DeAndre saw the demise two of his relatives who were his football idols, both of whom played at Clemson. His uncle Terry Smith, after playing for a couple years on the Colts’ practice squad, was shot and killed by Atlanta police after he had broken into his estranged wife’s apartment and stabbed her. And his cousin, Javis Austin, after seeing that he was falling down the depth chart at Clemson attempted suicide by shooting himself in the face. Austin survived the incident, but it blinded him in one eye and it ended his football career. The good news is that he now is a special ed teacher at a Clemson elementary school.

DeAndre has always said that playing football has been his escape from the tumult of every day life.

Do you now why DeAndre chose #10 as his jersey number?

Obviously, Hopkins is no stranger to the fact that according to the NAACP, “African Americans and whites use drugs at similar rates, but the imprisonment rate of African Americans for drug charges is almost 6 times that of whites.”

And now DeAndre Hopkins and Deshaun Watson are leading an effort of change at their alma mater. Per USA Today:

“Two former Clemson Tigers stars and current NFL players, Arizona Cardinals wide receiver DeAndre Hopkins and Houston Texans quarterback Deshaun Watson, are calling on their alma mater to remove the name of John C. Calhoun from the honors college.

Calhoun, who served as the vice president of the United States under two presidents (John Quincy Adams and Andrew Jackson) from 1825-1832, was a proponent of slavery. Clemson is built on the former South Carolina senator’s Fort Hill plantation, on which he enslaved approximately 70-80 African-Americans, according to the school’s website.

“I want to bring up something that has been bothering me for a long time in my community,” Hopkins wrote on Instagram. ”Clemson University still honors the name of well known slave owner and pro-slavery politician John C. Calhoun on its buildings, signs, and in the name of its honors program. I felt this oppressive figure during my time at Clemson and purposely do not mention the University’s name before NFL games because of it.”

DeAndre Hopkins was traded by the Houston Texans to the Arizona Cardinals because he was asking for a new contract and because of a rift between him and the Texans’ head coach, Bill O’Brien. Here is what Michael Irvin reported about the rift:

What’s stunning about what Irvin reported is that O’Brien called a meeting with Hopkins during which he apparently began the conversation by saying “the last time I had to have a conversation with a player like this it was with Aaron Hernandez.” From there O’Brien complained about Hopkins having his “babies’ Mamas” around too much and questioned Hopkins about his outside influences.

It’s quite possible that Bill O’Brien is too “old school” or traditional in his thinking to understand that a number of 21st century African-American men choose to have children with multiple women—-and that the men are less inclined to get married.
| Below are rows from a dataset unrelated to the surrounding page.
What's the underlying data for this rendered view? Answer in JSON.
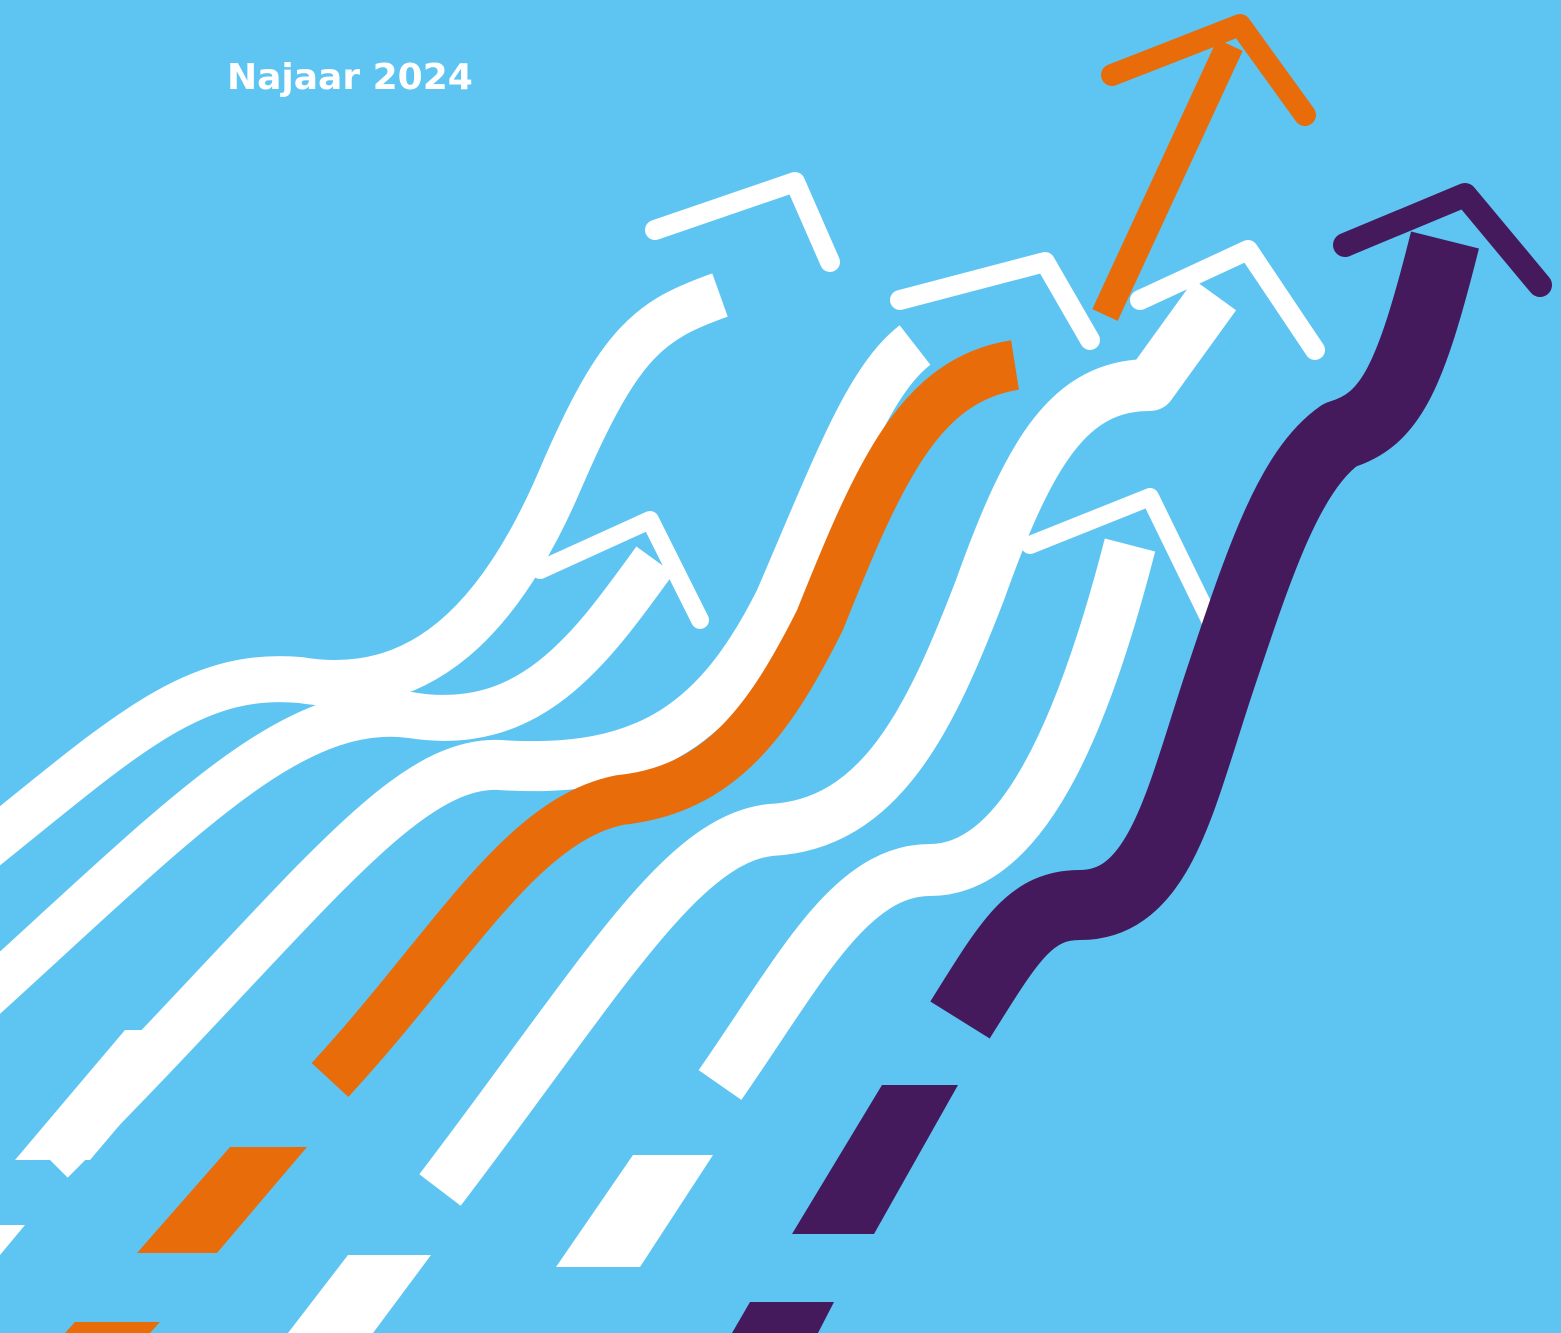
{
  "cover": {
    "label": "Najaar 2024"
  }
}
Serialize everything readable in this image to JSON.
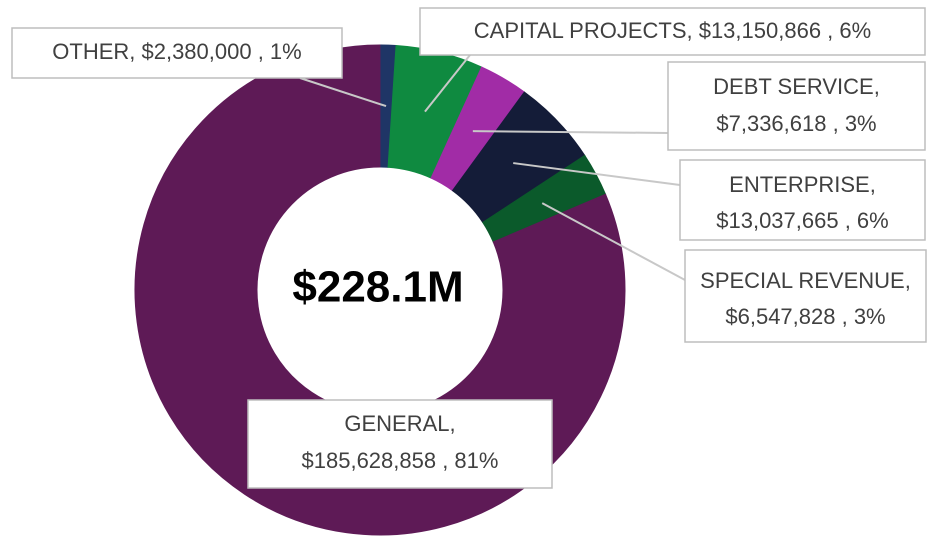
{
  "chart_data": {
    "type": "donut",
    "center_label": "$228.1M",
    "values": [
      2380000,
      13150866,
      7336618,
      13037665,
      6547828,
      185628858
    ],
    "value_labels": [
      [
        "OTHER,  $2,380,000 , 1%"
      ],
      [
        "CAPITAL PROJECTS,  $13,150,866 , 6%"
      ],
      [
        "DEBT SERVICE,",
        "$7,336,618 , 3%"
      ],
      [
        "ENTERPRISE,",
        "$13,037,665 , 6%"
      ],
      [
        "SPECIAL REVENUE,",
        "$6,547,828 , 3%"
      ],
      [
        "GENERAL,",
        "$185,628,858 , 81%"
      ]
    ],
    "colors": [
      "#1f3566",
      "#0f8a40",
      "#a12ca6",
      "#141c38",
      "#0b5a2b",
      "#5e1a56"
    ]
  }
}
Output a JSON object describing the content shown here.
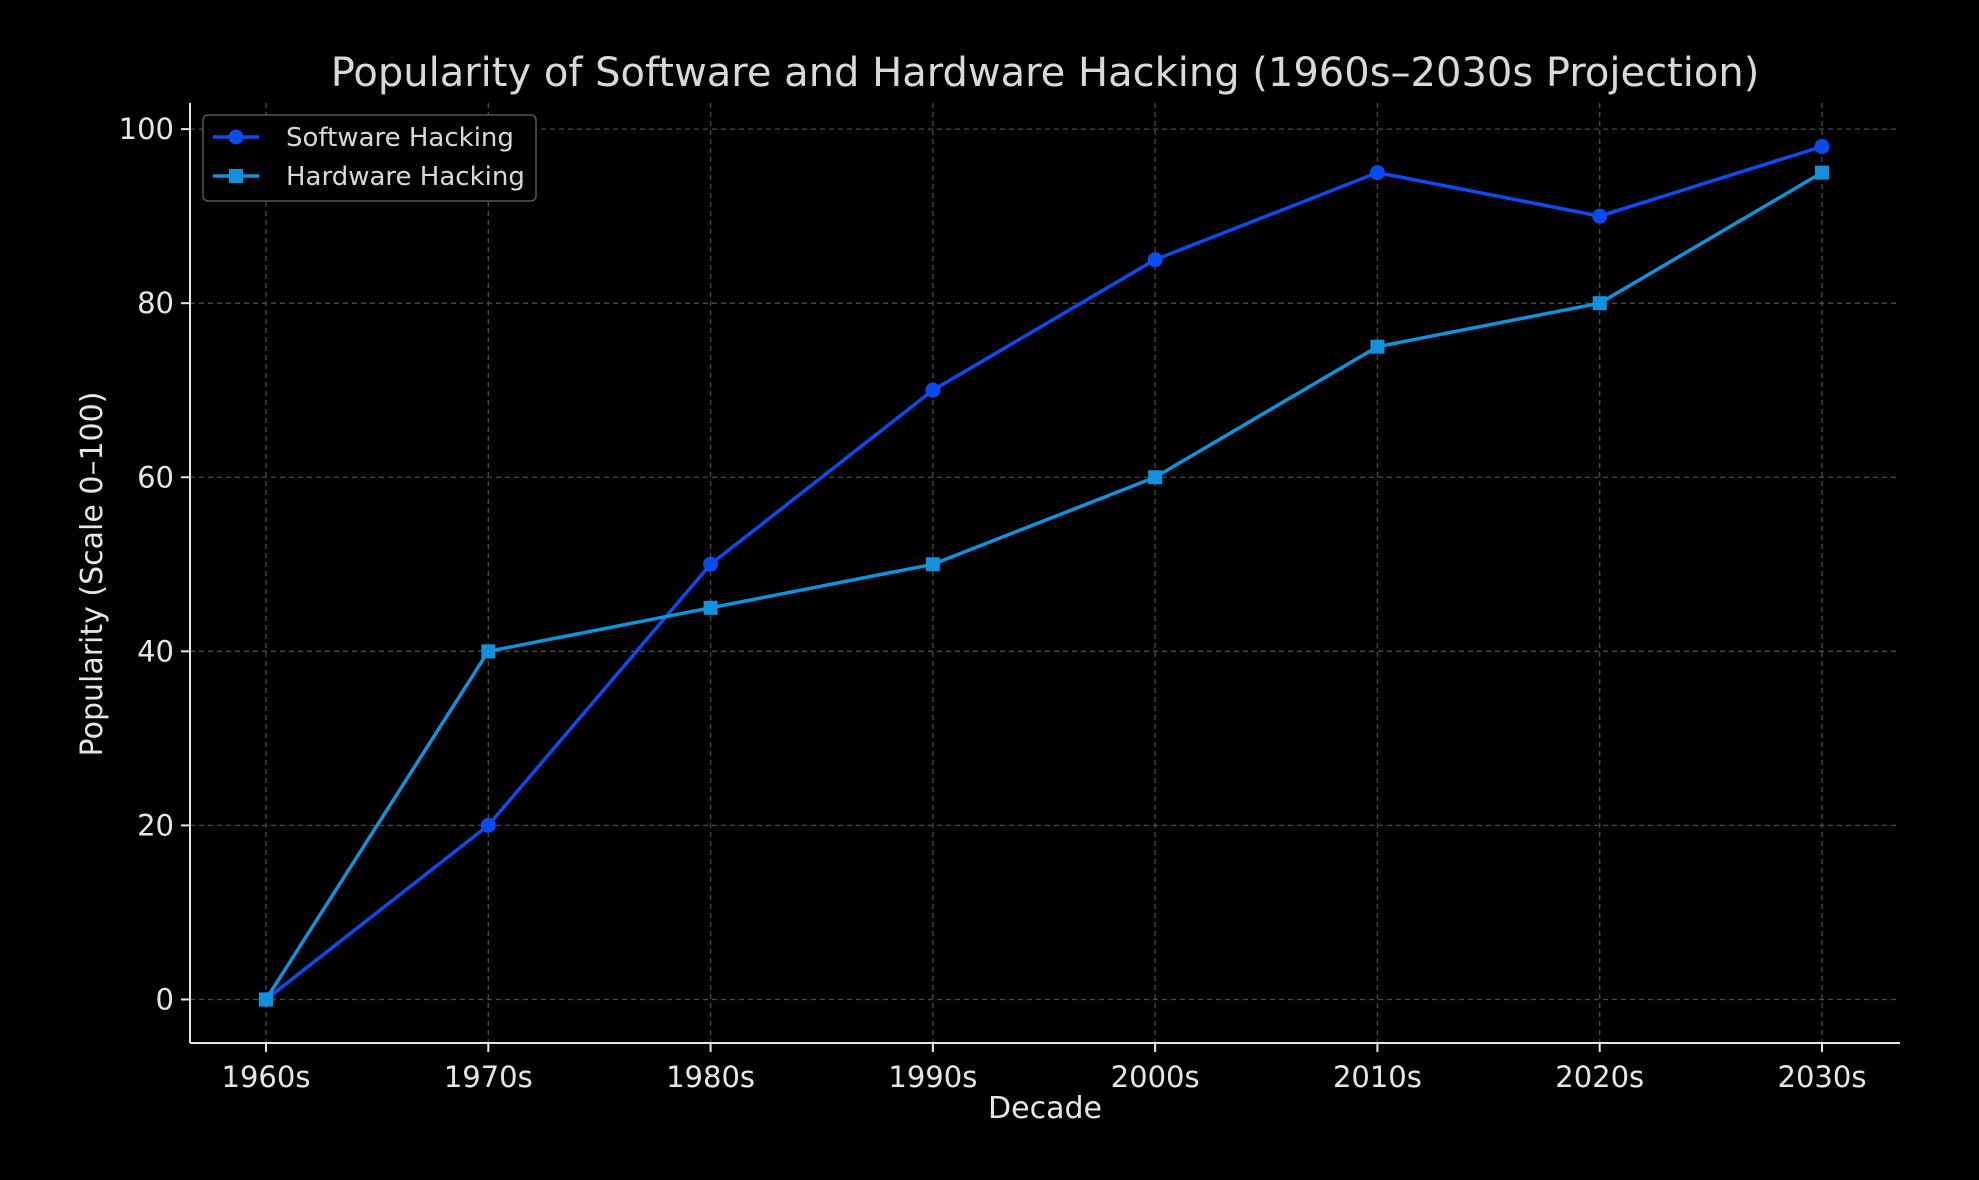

Men like Hopkins’ new teammate Larry Fitzgerald, for example.

DeAndre Hopkins’ fit with Arizona Cardinals from an organizational and team standpoint, may quite possibly be an ideal one. The timing of the trade looks auspicious for Hopkins and the Cardinals, particularly in how the Cardinals are handling the current national crises. DeAndre Hopkins is doing exactly what Kliff Kingsbury is encouraging his players to do—-to use their platforms and life experiences in order to inspire meaningful change.

Saying he was happy to be joining Larry Fitzgerald, Kyler Murray and the Cardinals, Hopkins tweeted, “I’m a stress-free person. I live in the present. I only care about this T-E-A-M.”

When Cardinals fans are permitted to watch the games, they can expect to be joined by Sabrina Greenlee—-even though she can’t see her son play, she loves being at the games for him. They have a tradition where whenever DeAndre catches a TD, if and when possible he runs over to the stands and hands the ball off to his mom.

“The football has a huge significance for my son and me,” Sabrina says. “It has become a symbol for our unbreakable bond.”

Which is precisely what the Arizona Cardinals are attempting to create with their players these days—-an unbreakable bond.